A legacy kernel for Mac OS X Lion was recently released on OSx86.net, allowing AMD Hackintoshes to run Lion for the first time. The kernel is currently in beta, but any brave souls who wish to install Lion on their AMD Hackintosh should feel free to try it out (just be sure to make a backup beforehand).
The kernel is designed for Mac OS X Lion 10.7.3, the newest version of Lion, and it supports the AM2 and AM3 sockets for AMD processors. Right now, the kernel can only be run in 32-bit mode, so several 64-bit system applications in Mac OS X Lion don’t work. Most importantly, Finder doesn’t work– though you can easily use a Finder replacement such as Path Finder.
For those who don’t know, the kernel is a file that Mac OS X uses to communicate with the processor. Apple only designed Mac OS X’s kernel to work with Intel processors, since that’s what real Macs use. Hackintoshes with AMD processors have to use a modified version of the kernel to work. In the past, the most popular modified version of the kernel was the “legacy kernel”, made by nawcom. However, nawcom’s legacy kernel only works with Mac OS X Snow Leopard (nawcom was unable to update the legacy kernel for Mac OS X Lion due to medical issues).
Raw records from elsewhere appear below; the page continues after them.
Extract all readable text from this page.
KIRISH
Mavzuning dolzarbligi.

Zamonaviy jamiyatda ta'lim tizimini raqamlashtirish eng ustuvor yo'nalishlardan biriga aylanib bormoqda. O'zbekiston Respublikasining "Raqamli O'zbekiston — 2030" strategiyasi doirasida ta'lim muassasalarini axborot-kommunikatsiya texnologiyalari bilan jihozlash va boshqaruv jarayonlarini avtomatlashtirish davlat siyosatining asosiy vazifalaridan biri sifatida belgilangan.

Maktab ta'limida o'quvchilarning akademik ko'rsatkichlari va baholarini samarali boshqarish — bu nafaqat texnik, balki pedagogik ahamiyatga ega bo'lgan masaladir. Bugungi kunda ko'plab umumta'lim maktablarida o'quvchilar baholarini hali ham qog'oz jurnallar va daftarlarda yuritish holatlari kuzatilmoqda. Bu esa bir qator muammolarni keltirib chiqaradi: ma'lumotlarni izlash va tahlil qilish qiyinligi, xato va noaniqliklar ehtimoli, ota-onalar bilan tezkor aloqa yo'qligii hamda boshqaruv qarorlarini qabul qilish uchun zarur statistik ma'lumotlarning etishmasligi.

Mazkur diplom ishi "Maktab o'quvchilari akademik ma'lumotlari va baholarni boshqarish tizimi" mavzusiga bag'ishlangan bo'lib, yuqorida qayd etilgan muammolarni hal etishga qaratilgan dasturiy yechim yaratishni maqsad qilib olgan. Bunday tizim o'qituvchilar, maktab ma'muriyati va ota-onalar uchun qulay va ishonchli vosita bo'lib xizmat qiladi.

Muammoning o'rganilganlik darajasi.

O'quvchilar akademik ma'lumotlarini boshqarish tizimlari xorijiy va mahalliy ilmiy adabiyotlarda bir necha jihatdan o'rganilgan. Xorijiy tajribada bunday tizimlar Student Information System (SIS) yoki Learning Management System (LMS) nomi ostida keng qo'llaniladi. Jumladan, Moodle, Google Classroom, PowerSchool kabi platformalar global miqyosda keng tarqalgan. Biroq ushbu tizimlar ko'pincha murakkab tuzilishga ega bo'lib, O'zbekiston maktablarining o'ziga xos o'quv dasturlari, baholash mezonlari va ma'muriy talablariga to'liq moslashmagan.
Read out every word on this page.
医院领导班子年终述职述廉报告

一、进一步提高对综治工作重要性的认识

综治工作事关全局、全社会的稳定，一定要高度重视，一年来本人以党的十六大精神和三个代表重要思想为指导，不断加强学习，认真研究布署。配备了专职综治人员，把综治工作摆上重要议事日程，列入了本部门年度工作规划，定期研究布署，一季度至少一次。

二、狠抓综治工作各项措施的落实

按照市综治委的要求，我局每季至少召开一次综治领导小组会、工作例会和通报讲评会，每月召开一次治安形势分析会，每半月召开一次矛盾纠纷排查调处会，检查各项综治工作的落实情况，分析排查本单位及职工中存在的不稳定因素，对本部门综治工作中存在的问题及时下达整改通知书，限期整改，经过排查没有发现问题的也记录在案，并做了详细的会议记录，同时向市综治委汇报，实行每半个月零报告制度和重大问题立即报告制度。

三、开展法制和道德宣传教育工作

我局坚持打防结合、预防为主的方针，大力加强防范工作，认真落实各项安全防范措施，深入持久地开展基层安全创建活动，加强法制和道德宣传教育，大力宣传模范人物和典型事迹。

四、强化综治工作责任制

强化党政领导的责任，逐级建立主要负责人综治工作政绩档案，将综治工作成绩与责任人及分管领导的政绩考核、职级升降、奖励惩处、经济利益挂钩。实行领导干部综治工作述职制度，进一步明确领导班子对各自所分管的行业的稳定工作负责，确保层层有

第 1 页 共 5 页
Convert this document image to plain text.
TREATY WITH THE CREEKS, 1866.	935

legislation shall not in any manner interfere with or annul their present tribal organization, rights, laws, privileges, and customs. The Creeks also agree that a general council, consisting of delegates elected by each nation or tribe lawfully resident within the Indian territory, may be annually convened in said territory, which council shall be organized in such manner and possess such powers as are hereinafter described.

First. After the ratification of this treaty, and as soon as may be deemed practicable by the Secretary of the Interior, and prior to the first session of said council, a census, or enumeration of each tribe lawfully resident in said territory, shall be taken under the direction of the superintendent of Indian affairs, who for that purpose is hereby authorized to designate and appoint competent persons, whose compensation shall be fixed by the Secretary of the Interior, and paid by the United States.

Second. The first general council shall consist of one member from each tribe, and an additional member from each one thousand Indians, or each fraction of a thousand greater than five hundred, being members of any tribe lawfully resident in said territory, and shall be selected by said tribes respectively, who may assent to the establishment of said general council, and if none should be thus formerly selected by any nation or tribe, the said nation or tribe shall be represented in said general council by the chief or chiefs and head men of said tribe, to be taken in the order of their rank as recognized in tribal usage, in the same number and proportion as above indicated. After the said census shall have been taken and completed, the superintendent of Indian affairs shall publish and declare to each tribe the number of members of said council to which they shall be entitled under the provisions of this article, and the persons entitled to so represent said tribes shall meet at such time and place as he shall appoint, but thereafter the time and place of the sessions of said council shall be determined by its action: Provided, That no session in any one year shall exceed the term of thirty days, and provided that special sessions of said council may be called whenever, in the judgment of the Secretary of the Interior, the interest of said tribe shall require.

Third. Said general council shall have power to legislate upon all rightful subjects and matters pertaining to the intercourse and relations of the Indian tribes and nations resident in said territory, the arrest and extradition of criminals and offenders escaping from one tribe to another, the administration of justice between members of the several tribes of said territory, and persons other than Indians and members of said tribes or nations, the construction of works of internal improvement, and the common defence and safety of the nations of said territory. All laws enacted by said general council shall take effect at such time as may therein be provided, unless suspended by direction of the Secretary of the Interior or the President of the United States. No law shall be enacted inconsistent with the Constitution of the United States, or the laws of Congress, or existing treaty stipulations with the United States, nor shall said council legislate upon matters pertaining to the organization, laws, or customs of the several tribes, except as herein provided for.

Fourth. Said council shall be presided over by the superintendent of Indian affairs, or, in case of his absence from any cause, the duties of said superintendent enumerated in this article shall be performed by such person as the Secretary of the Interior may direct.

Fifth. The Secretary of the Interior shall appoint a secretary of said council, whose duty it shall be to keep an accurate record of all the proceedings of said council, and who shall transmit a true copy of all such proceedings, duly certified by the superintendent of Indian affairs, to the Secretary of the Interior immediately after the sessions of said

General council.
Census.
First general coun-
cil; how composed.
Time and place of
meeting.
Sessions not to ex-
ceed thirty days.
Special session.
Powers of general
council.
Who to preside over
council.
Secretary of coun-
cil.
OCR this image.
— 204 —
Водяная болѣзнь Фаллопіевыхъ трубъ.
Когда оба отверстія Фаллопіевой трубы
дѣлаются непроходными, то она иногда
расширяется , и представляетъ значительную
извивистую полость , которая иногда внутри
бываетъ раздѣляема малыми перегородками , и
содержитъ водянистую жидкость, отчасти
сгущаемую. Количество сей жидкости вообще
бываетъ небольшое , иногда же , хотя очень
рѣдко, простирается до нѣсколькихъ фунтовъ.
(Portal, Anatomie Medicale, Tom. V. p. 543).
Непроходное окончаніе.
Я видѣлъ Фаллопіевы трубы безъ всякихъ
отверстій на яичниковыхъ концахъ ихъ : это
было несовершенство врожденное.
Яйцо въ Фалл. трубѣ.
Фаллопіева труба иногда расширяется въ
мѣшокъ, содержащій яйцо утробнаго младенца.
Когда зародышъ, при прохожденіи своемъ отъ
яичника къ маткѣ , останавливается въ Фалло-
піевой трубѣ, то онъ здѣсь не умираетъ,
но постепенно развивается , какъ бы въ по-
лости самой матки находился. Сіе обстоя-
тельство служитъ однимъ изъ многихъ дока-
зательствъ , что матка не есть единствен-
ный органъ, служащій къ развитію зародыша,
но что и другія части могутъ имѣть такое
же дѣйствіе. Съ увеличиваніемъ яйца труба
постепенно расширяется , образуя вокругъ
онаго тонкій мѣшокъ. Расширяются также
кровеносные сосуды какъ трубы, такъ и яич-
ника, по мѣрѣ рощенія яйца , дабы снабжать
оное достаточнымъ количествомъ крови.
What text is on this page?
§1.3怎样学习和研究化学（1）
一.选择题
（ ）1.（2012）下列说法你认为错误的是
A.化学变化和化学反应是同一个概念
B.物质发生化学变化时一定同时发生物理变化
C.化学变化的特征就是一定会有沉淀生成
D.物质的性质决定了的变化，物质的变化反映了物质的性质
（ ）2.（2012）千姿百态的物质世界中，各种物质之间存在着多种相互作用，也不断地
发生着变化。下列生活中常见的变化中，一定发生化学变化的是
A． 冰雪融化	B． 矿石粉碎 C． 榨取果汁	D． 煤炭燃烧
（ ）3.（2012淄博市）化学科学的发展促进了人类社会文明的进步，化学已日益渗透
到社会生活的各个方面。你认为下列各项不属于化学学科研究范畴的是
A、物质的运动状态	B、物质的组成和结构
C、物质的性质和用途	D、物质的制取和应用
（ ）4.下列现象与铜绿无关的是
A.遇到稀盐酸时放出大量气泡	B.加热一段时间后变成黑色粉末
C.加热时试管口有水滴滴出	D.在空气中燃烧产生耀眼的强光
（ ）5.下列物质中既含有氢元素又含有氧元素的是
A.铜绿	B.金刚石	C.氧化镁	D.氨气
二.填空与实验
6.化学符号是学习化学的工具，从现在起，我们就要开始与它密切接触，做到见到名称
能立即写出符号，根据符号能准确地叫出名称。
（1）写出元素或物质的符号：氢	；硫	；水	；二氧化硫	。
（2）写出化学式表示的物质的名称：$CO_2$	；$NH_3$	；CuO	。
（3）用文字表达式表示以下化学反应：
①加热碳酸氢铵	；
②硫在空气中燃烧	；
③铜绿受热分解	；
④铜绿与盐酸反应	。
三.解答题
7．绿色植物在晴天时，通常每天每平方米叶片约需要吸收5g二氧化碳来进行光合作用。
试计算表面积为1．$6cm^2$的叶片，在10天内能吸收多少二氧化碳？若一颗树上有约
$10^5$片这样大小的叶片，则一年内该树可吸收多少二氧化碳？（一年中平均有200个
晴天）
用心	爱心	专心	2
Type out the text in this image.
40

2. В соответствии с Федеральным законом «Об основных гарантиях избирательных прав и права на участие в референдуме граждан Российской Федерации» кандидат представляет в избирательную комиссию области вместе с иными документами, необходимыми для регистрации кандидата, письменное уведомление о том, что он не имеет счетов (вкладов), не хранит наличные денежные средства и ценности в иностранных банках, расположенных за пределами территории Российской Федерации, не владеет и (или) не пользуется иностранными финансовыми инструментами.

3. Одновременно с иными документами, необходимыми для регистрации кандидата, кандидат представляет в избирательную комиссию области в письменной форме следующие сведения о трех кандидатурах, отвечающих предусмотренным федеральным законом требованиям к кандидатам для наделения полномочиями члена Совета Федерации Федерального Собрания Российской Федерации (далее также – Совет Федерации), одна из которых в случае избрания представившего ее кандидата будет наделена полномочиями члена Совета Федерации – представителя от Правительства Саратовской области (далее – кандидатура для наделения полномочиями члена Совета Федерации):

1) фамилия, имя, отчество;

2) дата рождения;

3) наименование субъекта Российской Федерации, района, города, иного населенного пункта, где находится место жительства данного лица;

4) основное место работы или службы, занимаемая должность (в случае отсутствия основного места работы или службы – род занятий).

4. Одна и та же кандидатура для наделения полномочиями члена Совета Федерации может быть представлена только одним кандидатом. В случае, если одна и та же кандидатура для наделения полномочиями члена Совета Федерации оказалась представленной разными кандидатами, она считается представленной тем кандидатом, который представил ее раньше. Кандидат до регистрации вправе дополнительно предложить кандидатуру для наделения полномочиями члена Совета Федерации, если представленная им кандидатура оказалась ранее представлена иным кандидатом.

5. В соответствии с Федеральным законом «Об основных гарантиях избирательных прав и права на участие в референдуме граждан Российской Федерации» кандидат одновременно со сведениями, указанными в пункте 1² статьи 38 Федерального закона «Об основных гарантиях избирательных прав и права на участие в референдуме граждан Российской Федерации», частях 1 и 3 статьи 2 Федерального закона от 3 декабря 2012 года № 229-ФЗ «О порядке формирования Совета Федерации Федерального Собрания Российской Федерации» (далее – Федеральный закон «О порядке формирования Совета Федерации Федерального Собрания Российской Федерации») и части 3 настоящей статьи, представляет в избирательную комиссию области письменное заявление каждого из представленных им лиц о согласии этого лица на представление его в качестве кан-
This new legacy kernel was developed by a Russian Hackintosher called Bronzovka, picking up where nawcom left off.
Since this new Lion legacy kernel is still in beta, its usability is very limited, and it should mostly be taken as a proof of concept. Right now, there is essentially no support (at all) for installing Mac OS X Lion with this kernel, so if you’re not very experienced with AMD Hackintoshes, it’s recommended that you hold back on the kernel until it’s out of beta.